A select group of professors from liberal arts colleges around the country came to Pomona last weekend to discuss a topic of common interest: first-year seminar programs. The conference, entitled “Teaching and Maintaining Multidisciplinary First-Year Seminar Programs,” was hosted by Dara Regaignon, Pomona’s Director of College Writing, and Pam Bromley, Assistant Director of College Writing. Although discussions were not limited to writing-based seminars, the conference considered how writing in particular fits into the first-year curriculum.
“When you’re considering your own program you often wonder—what kinds of pedagogy workshops do other institutions offer? What kinds of guidelines for numbers of papers assigned? What kinds of goals for student writing? How do they keep professors committed?” Regaignon said. “So we thought it would be important for people who are involved in teaching in those programs regularly to get together and exchange ideas.”
Faculty from ten liberal arts colleges attended. Harvey Mudd was the only other Claremont college to send representatives to the conference. Participants from all schools were invited to lead discussions based on their unique experiences. Topics ranged according to the different obstacles each institution faces and what they have, or have not, found to be successful.
The conference was one of an ongoing series funded by a grant from the Mellon Foundation, called the Mellon 23, given to a set of 23 schools. The Mellon 23 aims to fund specialized workshops where faculty from colleges can come together to find support in their work, connect with fellow professors, and address challenges that American liberal arts colleges mutually face. Regaigon, with help from Jyl Gentzler of Amherst College and Bob Geitz of Oberlin College, submitted the proposal for this first-year seminar conference.
“A lot of the small liberal arts colleges have some kind of first-year seminar, and some are very long-standing. At Oberlin and Pomona they’ve been ongoing for 25 years, but there is a really wide range within the set of schools,” said Regaignon.
At Pomona, the semester-long ID 1 program is a required seminar taught by a rotating group of faculty. Each year, roughly 28 seminars are taught by professors from a wide variety of fields, making the program very multidisciplinary.
Regaignon, who helps coordinate the ID 1 program, said she was looking for fresh ideas she could incorporate into Pomona’s curriculum. When asked what she thinks Pomona needs to address, she said: offering more sections, making the workload and expectations as consistent as possible, and getting faculty to engage with the program.
“I learned that these programs are far more similar than they are different,” she said. “Some of the things we struggle with at Pomona, other institutions are also struggling with, or some have figured out how to address, so I took away some very concrete ideas about what we can do here.”
She said Pomona has begun a review of the ID 1 program, which will offer the school an opportunity to implement these new ideas.

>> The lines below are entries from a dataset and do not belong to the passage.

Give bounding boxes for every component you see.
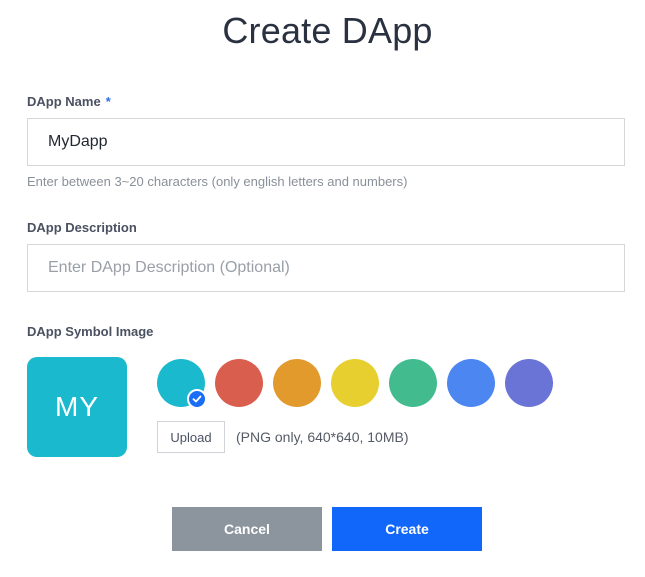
dapp-name-value: MyDapp (48, 133, 108, 150)
dapp-name-label-text: DApp Name (27, 94, 101, 109)
symbol-preview: MY (27, 357, 127, 457)
dapp-name-label: DApp Name * (27, 94, 111, 109)
cancel-button[interactable]: Cancel (172, 507, 322, 551)
upload-note: (PNG only, 640*640, 10MB) (236, 429, 409, 445)
dapp-description-label: DApp Description (27, 220, 137, 235)
dapp-description-placeholder: Enter DApp Description (Optional) (48, 259, 290, 276)
create-button[interactable]: Create (332, 507, 482, 551)
required-mark: * (105, 94, 111, 109)
color-swatch[interactable] (215, 359, 263, 407)
color-swatch[interactable] (447, 359, 495, 407)
color-swatch[interactable] (389, 359, 437, 407)
dapp-name-hint: Enter between 3~20 characters (only engl… (27, 174, 408, 189)
check-icon (187, 389, 207, 409)
dapp-symbol-label: DApp Symbol Image (27, 324, 154, 339)
color-swatch-list (157, 359, 553, 409)
color-swatch[interactable] (331, 359, 379, 407)
color-swatch[interactable] (273, 359, 321, 407)
upload-button[interactable]: Upload (157, 421, 225, 453)
color-swatch[interactable] (157, 359, 207, 409)
dapp-name-input[interactable]: MyDapp (27, 118, 625, 166)
page-title: Create DApp (222, 10, 433, 51)
dapp-description-input[interactable]: Enter DApp Description (Optional) (27, 244, 625, 292)
color-swatch[interactable] (505, 359, 553, 407)
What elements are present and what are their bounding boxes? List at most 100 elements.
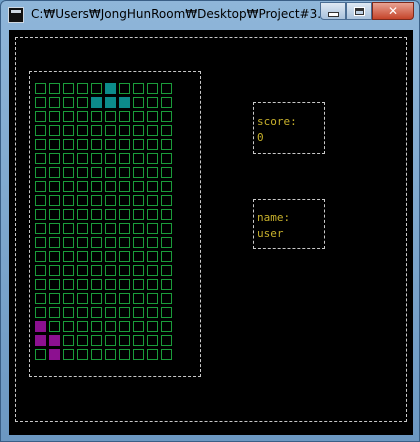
empty-cell — [91, 209, 102, 220]
empty-cell — [77, 307, 88, 318]
empty-cell — [91, 139, 102, 150]
empty-cell — [161, 223, 172, 234]
empty-cell — [35, 195, 46, 206]
empty-cell — [133, 167, 144, 178]
empty-cell — [105, 223, 116, 234]
empty-cell — [35, 349, 46, 360]
empty-cell — [91, 195, 102, 206]
empty-cell — [35, 153, 46, 164]
score-value: 0 — [257, 131, 264, 144]
console-app-icon — [8, 7, 24, 23]
empty-cell — [35, 209, 46, 220]
empty-cell — [35, 97, 46, 108]
empty-cell — [133, 181, 144, 192]
empty-cell — [77, 251, 88, 262]
empty-cell — [147, 167, 158, 178]
empty-cell — [105, 167, 116, 178]
title-bar[interactable]: C:₩Users₩JongHunRoom₩Desktop₩Project#3.e… — [1, 1, 419, 29]
empty-cell — [161, 125, 172, 136]
score-label: score: — [257, 115, 297, 128]
block-cell — [35, 321, 46, 332]
empty-cell — [133, 293, 144, 304]
empty-cell — [105, 349, 116, 360]
empty-cell — [77, 279, 88, 290]
empty-cell — [161, 209, 172, 220]
empty-cell — [133, 279, 144, 290]
empty-cell — [77, 111, 88, 122]
empty-cell — [161, 83, 172, 94]
game-well — [35, 83, 177, 360]
empty-cell — [119, 251, 130, 262]
empty-cell — [133, 237, 144, 248]
empty-cell — [49, 223, 60, 234]
empty-cell — [161, 293, 172, 304]
maximize-button[interactable] — [346, 2, 372, 20]
empty-cell — [133, 83, 144, 94]
empty-cell — [133, 139, 144, 150]
empty-cell — [91, 83, 102, 94]
empty-cell — [35, 237, 46, 248]
empty-cell — [63, 237, 74, 248]
empty-cell — [147, 335, 158, 346]
empty-cell — [49, 307, 60, 318]
empty-cell — [63, 181, 74, 192]
empty-cell — [119, 139, 130, 150]
empty-cell — [91, 279, 102, 290]
empty-cell — [119, 83, 130, 94]
empty-cell — [63, 349, 74, 360]
empty-cell — [147, 349, 158, 360]
empty-cell — [63, 265, 74, 276]
empty-cell — [147, 293, 158, 304]
window-title: C:₩Users₩JongHunRoom₩Desktop₩Project#3.e… — [31, 7, 343, 21]
empty-cell — [133, 111, 144, 122]
console-area: score: 0 name: user — [9, 30, 413, 435]
empty-cell — [133, 97, 144, 108]
empty-cell — [133, 209, 144, 220]
empty-cell — [91, 349, 102, 360]
empty-cell — [147, 181, 158, 192]
name-label: name: — [257, 211, 291, 224]
empty-cell — [35, 181, 46, 192]
empty-cell — [49, 111, 60, 122]
empty-cell — [119, 209, 130, 220]
empty-cell — [105, 279, 116, 290]
empty-cell — [35, 265, 46, 276]
minimize-button[interactable] — [320, 2, 346, 20]
empty-cell — [35, 125, 46, 136]
empty-cell — [63, 321, 74, 332]
console-window: C:₩Users₩JongHunRoom₩Desktop₩Project#3.e… — [0, 0, 420, 442]
empty-cell — [119, 265, 130, 276]
empty-cell — [105, 321, 116, 332]
empty-cell — [133, 251, 144, 262]
empty-cell — [161, 167, 172, 178]
empty-cell — [91, 321, 102, 332]
empty-cell — [63, 97, 74, 108]
empty-cell — [49, 125, 60, 136]
empty-cell — [119, 167, 130, 178]
empty-cell — [49, 237, 60, 248]
empty-cell — [105, 293, 116, 304]
empty-cell — [63, 307, 74, 318]
empty-cell — [147, 223, 158, 234]
empty-cell — [63, 83, 74, 94]
empty-cell — [161, 265, 172, 276]
close-button[interactable]: ✕ — [372, 2, 414, 20]
empty-cell — [119, 195, 130, 206]
empty-cell — [133, 307, 144, 318]
empty-cell — [77, 181, 88, 192]
empty-cell — [147, 125, 158, 136]
empty-cell — [77, 97, 88, 108]
empty-cell — [105, 181, 116, 192]
empty-cell — [91, 111, 102, 122]
empty-cell — [119, 335, 130, 346]
empty-cell — [49, 139, 60, 150]
empty-cell — [77, 237, 88, 248]
empty-cell — [147, 209, 158, 220]
empty-cell — [63, 195, 74, 206]
empty-cell — [147, 279, 158, 290]
empty-cell — [161, 181, 172, 192]
empty-cell — [91, 167, 102, 178]
empty-cell — [77, 293, 88, 304]
empty-cell — [77, 139, 88, 150]
empty-cell — [35, 83, 46, 94]
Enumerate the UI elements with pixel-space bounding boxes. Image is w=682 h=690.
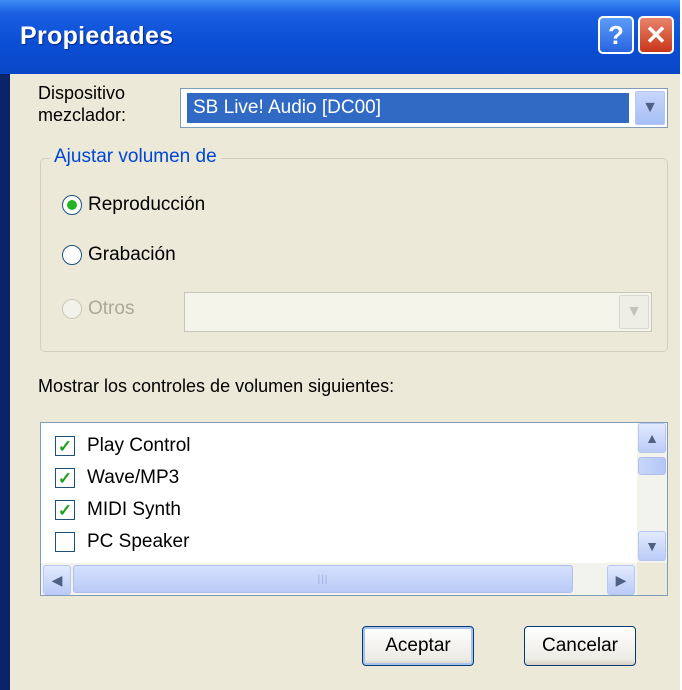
window-title: Propiedades bbox=[20, 22, 174, 50]
mixer-device-value: SB Live! Audio [DC00] bbox=[187, 93, 629, 123]
volume-controls-label: Mostrar los controles de volumen siguien… bbox=[38, 376, 395, 396]
scrollbar-corner bbox=[637, 563, 667, 595]
checkbox[interactable] bbox=[55, 532, 75, 552]
chevron-left-icon[interactable]: ◀ bbox=[43, 565, 71, 595]
close-button[interactable]: ✕ bbox=[638, 16, 674, 54]
other-device-select: ▼ bbox=[184, 292, 652, 332]
chevron-down-icon[interactable]: ▼ bbox=[638, 531, 666, 561]
horizontal-scroll-thumb[interactable]: ||| bbox=[73, 565, 573, 593]
radio-button[interactable] bbox=[62, 195, 82, 215]
radio-other-label: Otros bbox=[88, 298, 135, 319]
list-item[interactable]: ✓ Wave/MP3 bbox=[55, 467, 179, 489]
chevron-right-icon[interactable]: ▶ bbox=[607, 565, 635, 595]
list-item[interactable]: PC Speaker bbox=[55, 531, 189, 553]
mixer-device-label: Dispositivo mezclador: bbox=[38, 83, 127, 125]
radio-playback[interactable]: Reproducción bbox=[62, 194, 205, 216]
adjust-volume-legend: Ajustar volumen de bbox=[50, 146, 221, 168]
question-icon: ? bbox=[608, 19, 624, 50]
checkbox[interactable]: ✓ bbox=[55, 500, 75, 520]
volume-controls-list[interactable]: ✓ Play Control ✓ Wave/MP3 ✓ MIDI Synth P… bbox=[40, 422, 668, 596]
ok-button[interactable]: Aceptar bbox=[362, 626, 474, 666]
radio-playback-label: Reproducción bbox=[88, 194, 206, 215]
radio-recording[interactable]: Grabación bbox=[62, 244, 176, 266]
checkbox[interactable]: ✓ bbox=[55, 468, 75, 488]
list-item-label: PC Speaker bbox=[87, 531, 190, 552]
title-bar[interactable]: Propiedades ? ✕ bbox=[0, 0, 680, 74]
dialog-client-area: Dispositivo mezclador: SB Live! Audio [D… bbox=[10, 74, 680, 690]
radio-other: Otros bbox=[62, 298, 134, 320]
cancel-button[interactable]: Cancelar bbox=[524, 626, 636, 666]
properties-dialog: Propiedades ? ✕ Dispositivo mezclador: S… bbox=[0, 0, 680, 690]
checkbox[interactable]: ✓ bbox=[55, 436, 75, 456]
help-button[interactable]: ? bbox=[598, 16, 634, 54]
horizontal-scrollbar[interactable]: ◀ ||| ▶ bbox=[41, 563, 637, 595]
chevron-down-icon[interactable]: ▼ bbox=[635, 91, 665, 125]
radio-recording-label: Grabación bbox=[88, 244, 176, 265]
chevron-down-icon: ▼ bbox=[619, 295, 649, 329]
chevron-up-icon[interactable]: ▲ bbox=[638, 423, 666, 453]
list-item[interactable]: ✓ MIDI Synth bbox=[55, 499, 181, 521]
mixer-device-select[interactable]: SB Live! Audio [DC00] ▼ bbox=[180, 88, 668, 128]
radio-button[interactable] bbox=[62, 245, 82, 265]
radio-button bbox=[62, 299, 82, 319]
list-item-label: Play Control bbox=[87, 435, 191, 456]
list-item[interactable]: ✓ Play Control bbox=[55, 435, 191, 457]
list-item-label: MIDI Synth bbox=[87, 499, 181, 520]
vertical-scroll-thumb[interactable] bbox=[638, 457, 666, 475]
close-icon: ✕ bbox=[645, 19, 667, 50]
list-item-label: Wave/MP3 bbox=[87, 467, 180, 488]
vertical-scrollbar[interactable]: ▲ ▼ bbox=[637, 423, 667, 563]
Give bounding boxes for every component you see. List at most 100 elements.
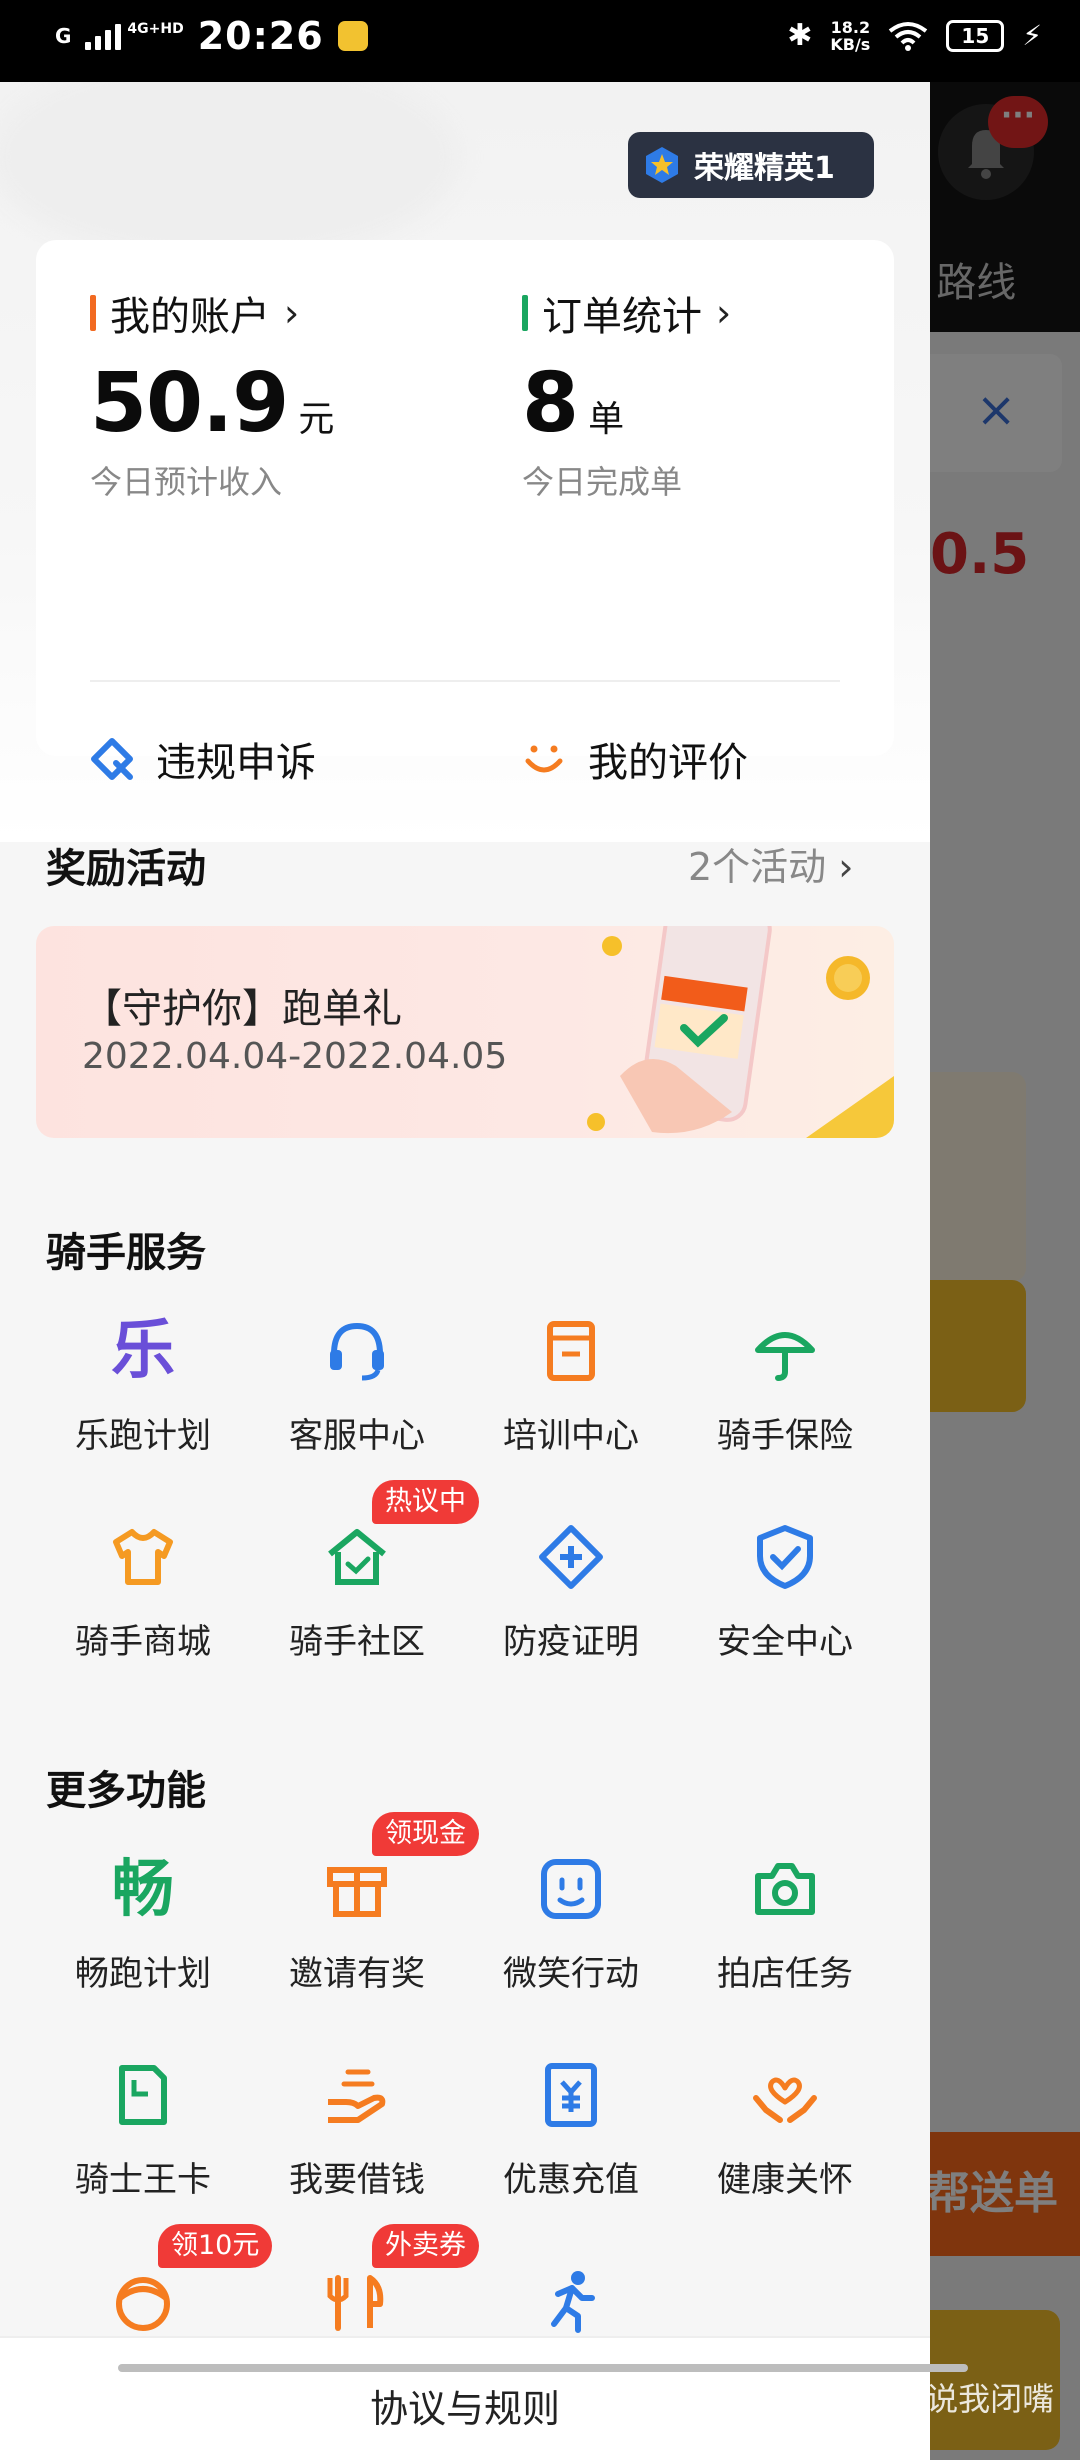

However, the complex process must still undergo review by administrators, faculty, and some student groups, so major changes will not occur for another few years.
Overall, Regaignon believes the conference was a success and hopes to continue communicating with the faculty who visited.
“Whether they’re brand new and want to build up as many ideas as they can, or if it’s because they’re similarly trying to figure out how to reinvigorate a long-standing program, I think we all got something out of it to take back to our own institutions,” she said.